Other Open Access
This is a proof-of-concept Sanskrit corpus developed for the study of Buddhist Sanskrit lexicology.
The corpus is in romanised Sanskrit (UTF-8 encoding) and is available in three configurations:
The latter version can be used to generate word sketches in Sketch Engine if used in conjunction with the included sketch grammar, which infers likely syntactic dependencies from morphological cues.

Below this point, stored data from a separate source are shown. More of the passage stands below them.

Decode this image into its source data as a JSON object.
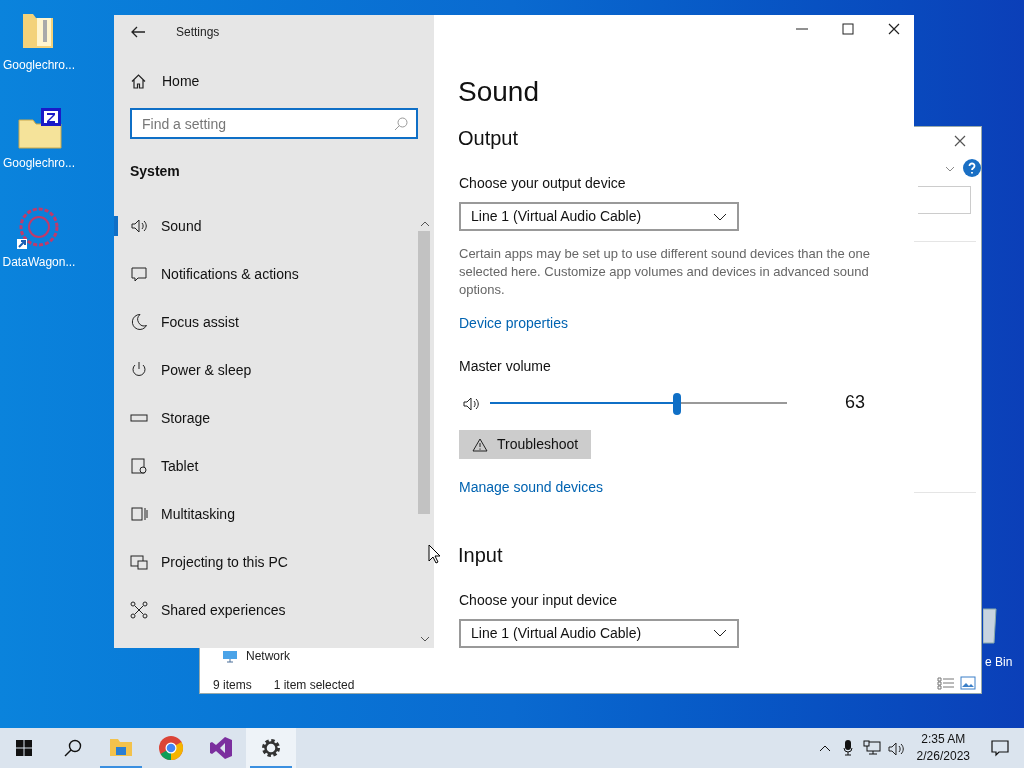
{
  "desktop_icons": [
    {
      "kind": "folder",
      "label": "Googlechro..."
    },
    {
      "kind": "zip",
      "label": "Googlechro..."
    },
    {
      "kind": "app",
      "label": "DataWagon..."
    },
    {
      "kind": "recycle",
      "label": "e Bin"
    }
  ],
  "explorer": {
    "nav_item": "Network",
    "status_bar": [
      "9 items",
      "1 item selected"
    ]
  },
  "settings": {
    "title": "Settings",
    "home": "Home",
    "search": {
      "placeholder": "Find a setting"
    },
    "section": "System",
    "nav": [
      {
        "kind": "sound",
        "label": "Sound",
        "selected": true
      },
      {
        "kind": "notifications",
        "label": "Notifications & actions",
        "selected": false
      },
      {
        "kind": "moon",
        "label": "Focus assist",
        "selected": false
      },
      {
        "kind": "power",
        "label": "Power & sleep",
        "selected": false
      },
      {
        "kind": "storage",
        "label": "Storage",
        "selected": false
      },
      {
        "kind": "tablet",
        "label": "Tablet",
        "selected": false
      },
      {
        "kind": "multitask",
        "label": "Multitasking",
        "selected": false
      },
      {
        "kind": "project",
        "label": "Projecting to this PC",
        "selected": false
      },
      {
        "kind": "shared",
        "label": "Shared experiences",
        "selected": false
      }
    ],
    "page_title": "Sound",
    "output": {
      "heading": "Output",
      "label": "Choose your output device",
      "device": "Line 1 (Virtual Audio Cable)",
      "note": "Certain apps may be set up to use different sound devices than the one selected here. Customize app volumes and devices in advanced sound options.",
      "link": "Device properties",
      "volume_label": "Master volume",
      "volume": {
        "level": 0.63,
        "reading": "63"
      },
      "troubleshoot": "Troubleshoot",
      "manage_link": "Manage sound devices"
    },
    "input": {
      "heading": "Input",
      "label": "Choose your input device",
      "device": "Line 1 (Virtual Audio Cable)"
    }
  },
  "taskbar": {
    "apps": [
      {
        "kind": "explorer",
        "running": true,
        "selected": false
      },
      {
        "kind": "chrome",
        "running": false,
        "selected": false
      },
      {
        "kind": "vs",
        "running": false,
        "selected": false
      },
      {
        "kind": "settings",
        "running": true,
        "selected": true
      }
    ],
    "time": "2:35 AM",
    "date": "2/26/2023"
  }
}
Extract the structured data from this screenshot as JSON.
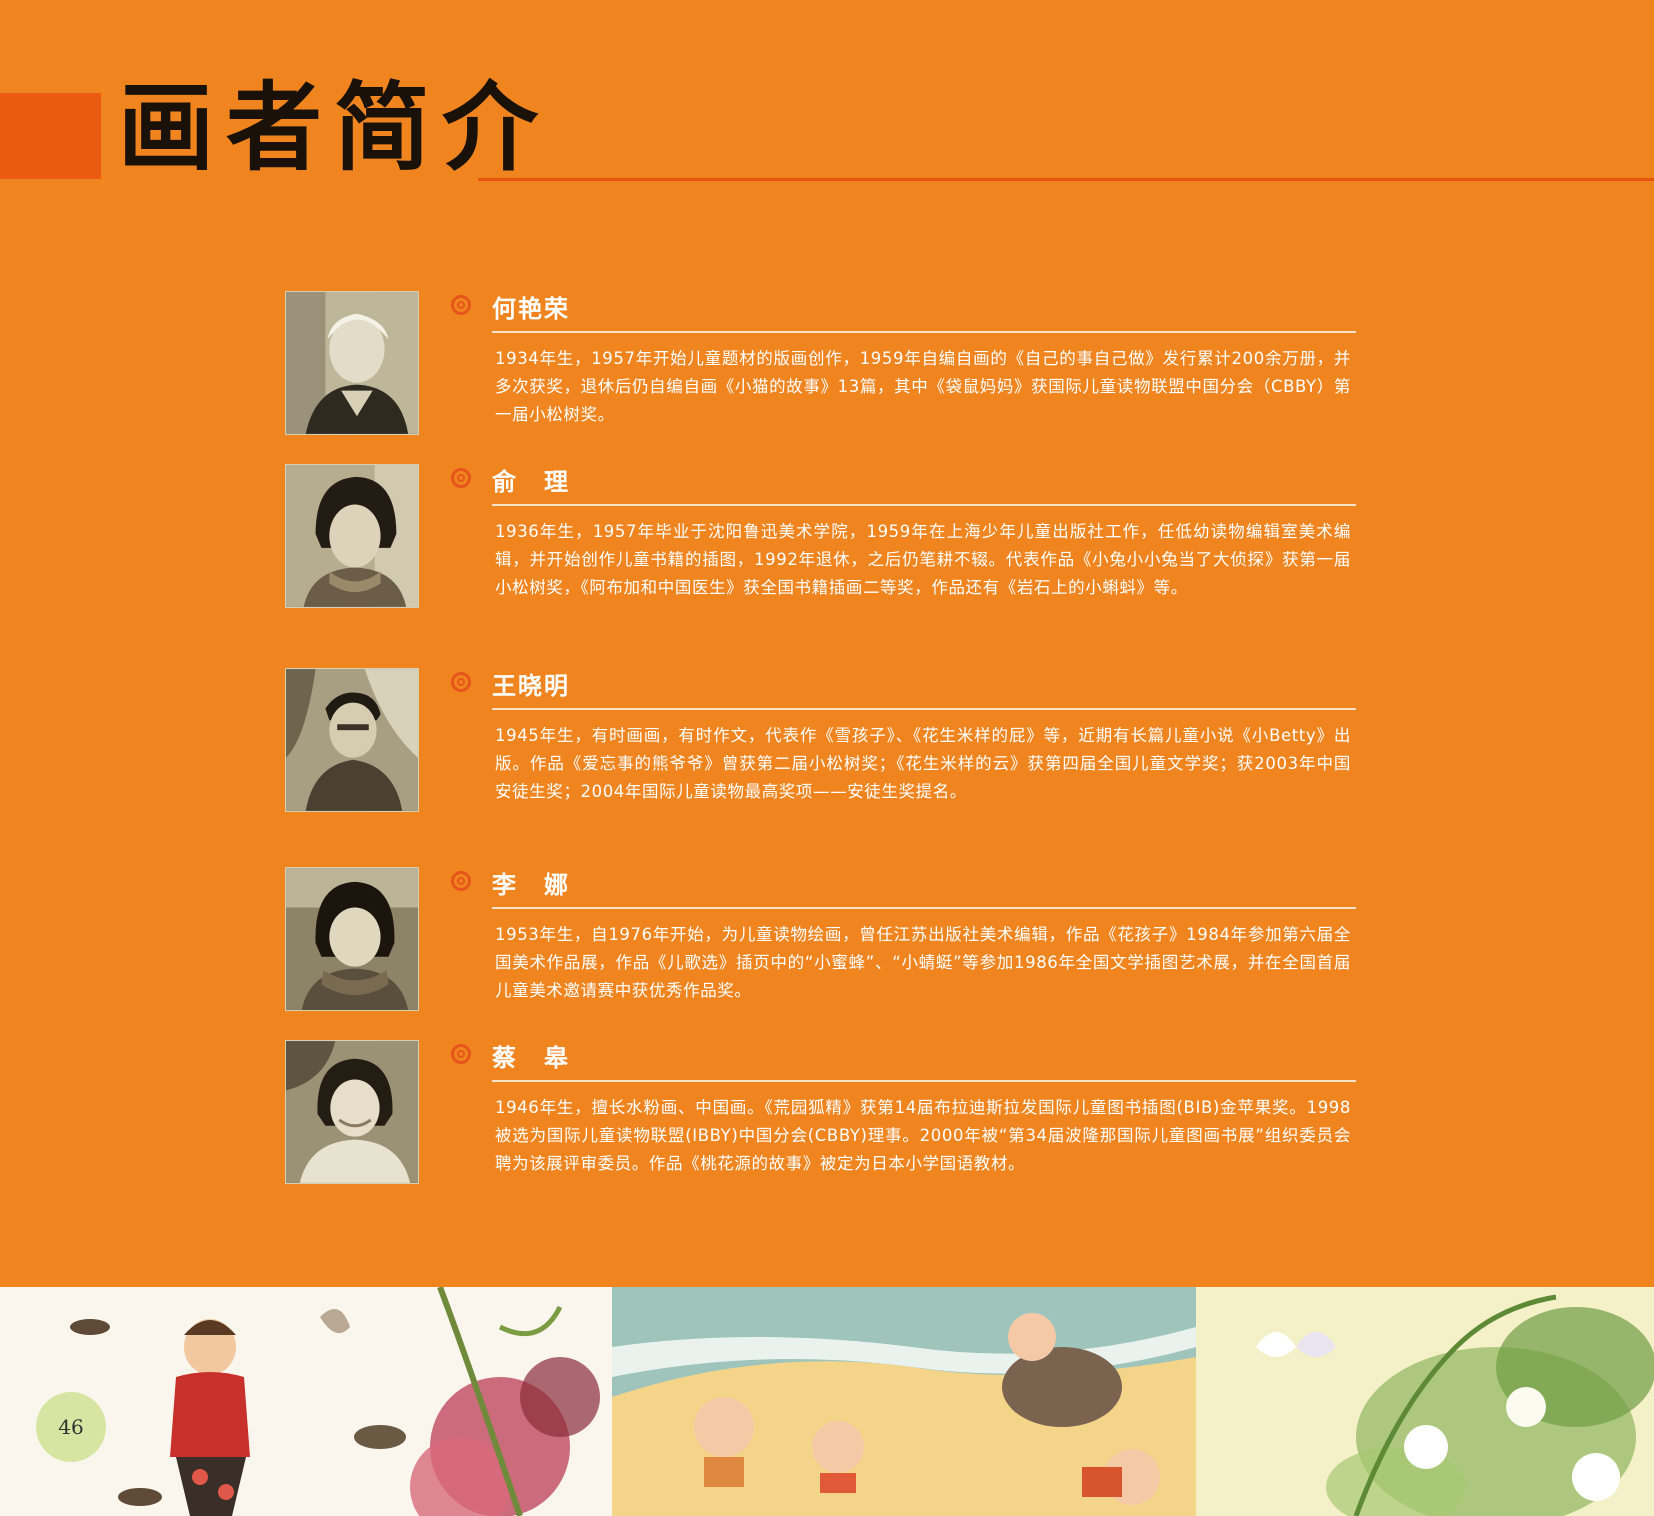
{
  "page_title": "画者简介",
  "artists": [
    {
      "name": "何艳荣",
      "bio": "1934年生，1957年开始儿童题材的版画创作，1959年自编自画的《自己的事自己做》发行累计200余万册，并多次获奖，退休后仍自编自画《小猫的故事》13篇，其中《袋鼠妈妈》获国际儿童读物联盟中国分会（CBBY）第一届小松树奖。"
    },
    {
      "name": "俞　理",
      "bio": "1936年生，1957年毕业于沈阳鲁迅美术学院，1959年在上海少年儿童出版社工作，任低幼读物编辑室美术编辑，并开始创作儿童书籍的插图，1992年退休，之后仍笔耕不辍。代表作品《小兔小小兔当了大侦探》获第一届小松树奖，《阿布加和中国医生》获全国书籍插画二等奖，作品还有《岩石上的小蝌蚪》等。"
    },
    {
      "name": "王晓明",
      "bio": "1945年生，有时画画，有时作文，代表作《雪孩子》、《花生米样的屁》等，近期有长篇儿童小说《小Betty》出版。作品《爱忘事的熊爷爷》曾获第二届小松树奖；《花生米样的云》获第四届全国儿童文学奖；获2003年中国安徒生奖；2004年国际儿童读物最高奖项——安徒生奖提名。"
    },
    {
      "name": "李　娜",
      "bio": "1953年生，自1976年开始，为儿童读物绘画，曾任江苏出版社美术编辑，作品《花孩子》1984年参加第六届全国美术作品展，作品《儿歌选》插页中的“小蜜蜂”、“小蜻蜓”等参加1986年全国文学插图艺术展，并在全国首届儿童美术邀请赛中获优秀作品奖。"
    },
    {
      "name": "蔡　皋",
      "bio": "1946年生，擅长水粉画、中国画。《荒园狐精》获第14届布拉迪斯拉发国际儿童图书插图(BIB)金苹果奖。1998被选为国际儿童读物联盟(IBBY)中国分会(CBBY)理事。2000年被“第34届波隆那国际儿童图画书展”组织委员会聘为该展评审委员。作品《桃花源的故事》被定为日本小学国语教材。"
    }
  ],
  "page_number": "46",
  "colors": {
    "background": "#f08520",
    "accent": "#e6561a",
    "text": "#ffffff",
    "title": "#1a1208"
  }
}
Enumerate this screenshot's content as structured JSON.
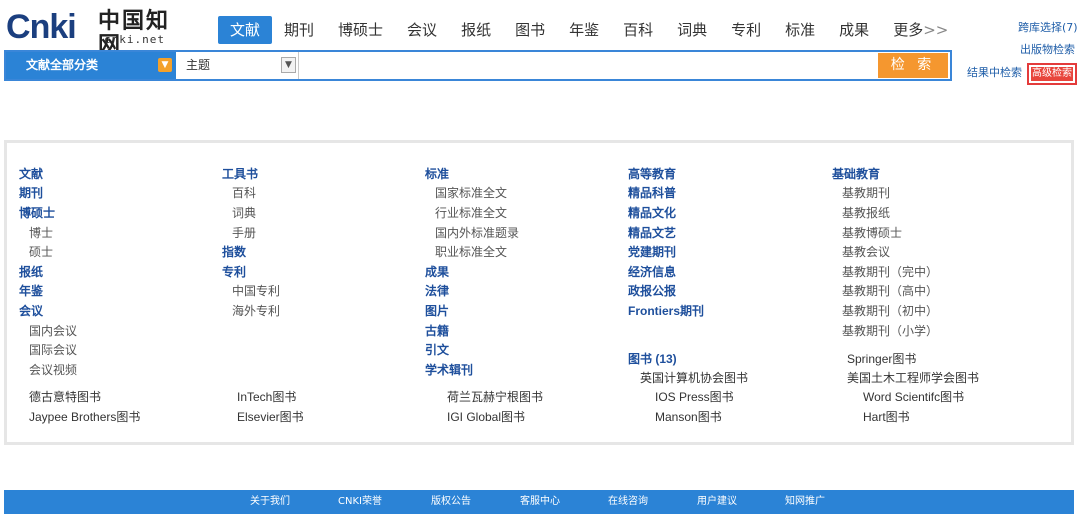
{
  "logo": {
    "word_c": "C",
    "word_rest": "nki",
    "chinese": "中国知网",
    "url": "cnki.net"
  },
  "tabs": [
    "文献",
    "期刊",
    "博硕士",
    "会议",
    "报纸",
    "图书",
    "年鉴",
    "百科",
    "词典",
    "专利",
    "标准",
    "成果",
    "更多"
  ],
  "more_arrow": ">>",
  "right_links": {
    "cross_db": "跨库选择(7)",
    "publication_search": "出版物检索",
    "in_result_search": "结果中检索"
  },
  "search": {
    "category_label": "文献全部分类",
    "field": "主题",
    "button": "检 索",
    "advanced": "高级检索",
    "query": ""
  },
  "columns": {
    "c1": [
      "文献",
      "期刊",
      "博硕士",
      "博士",
      "硕士",
      "报纸",
      "年鉴",
      "会议",
      "国内会议",
      "国际会议",
      "会议视频"
    ],
    "c2": [
      "工具书",
      "百科",
      "词典",
      "手册",
      "指数",
      "专利",
      "中国专利",
      "海外专利"
    ],
    "c3": [
      "标准",
      "国家标准全文",
      "行业标准全文",
      "国内外标准题录",
      "职业标准全文",
      "成果",
      "法律",
      "图片",
      "古籍",
      "引文",
      "学术辑刊"
    ],
    "c4": [
      "高等教育",
      "精品科普",
      "精品文化",
      "精品文艺",
      "党建期刊",
      "经济信息",
      "政报公报",
      "Frontiers期刊"
    ],
    "c5": [
      "基础教育",
      "基教期刊",
      "基教报纸",
      "基教博硕士",
      "基教会议",
      "基教期刊（完中）",
      "基教期刊（高中）",
      "基教期刊（初中）",
      "基教期刊（小学）"
    ]
  },
  "books": {
    "header": "图书 (13)",
    "items": [
      "德古意特图书",
      "InTech图书",
      "荷兰瓦赫宁根图书",
      "英国计算机协会图书",
      "IOS Press图书",
      "Springer图书",
      "美国土木工程师学会图书",
      "Jaypee Brothers图书",
      "Elsevier图书",
      "IGI Global图书",
      "Manson图书",
      "Word Scientifc图书",
      "Hart图书"
    ]
  },
  "footer": [
    "关于我们",
    "CNKI荣誉",
    "版权公告",
    "客服中心",
    "在线咨询",
    "用户建议",
    "知网推广"
  ]
}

**avagraha has been replaced with a** in the stemmed versions
As a proof of concept, this corpus suffers from several limitations. It is very small by contemporary standards, it has not been proof-read and it is currently only segmented and stemmed (not lemmatised or PoS tagged).
A funding bid has been submitted to expand and lemmatise the corpus.
The corpus has been segmented with Lugli's Sanskrit segmenter (10.5281/zenodo.3459215). The accuracy of this segmenter has been evaluated at 97% on a sample of Buddhist Sanskrit literature.
Please refer to the segmenter documentation stored at 10.5281/zenodo.3459215 for details on evaluation and stemming conventions.
The corpus has been realised as part of the project 'Lexis and Tradition: variation in the vocabulary of Sanskrit Mahāyāna literature'. This project was funded by the British Academy through a Newton International Fellowship (NF161436) and hosted at the Department of Theology and Religious Studies at King's College London under the supervision of Prof. Henrietta Kate Crosby.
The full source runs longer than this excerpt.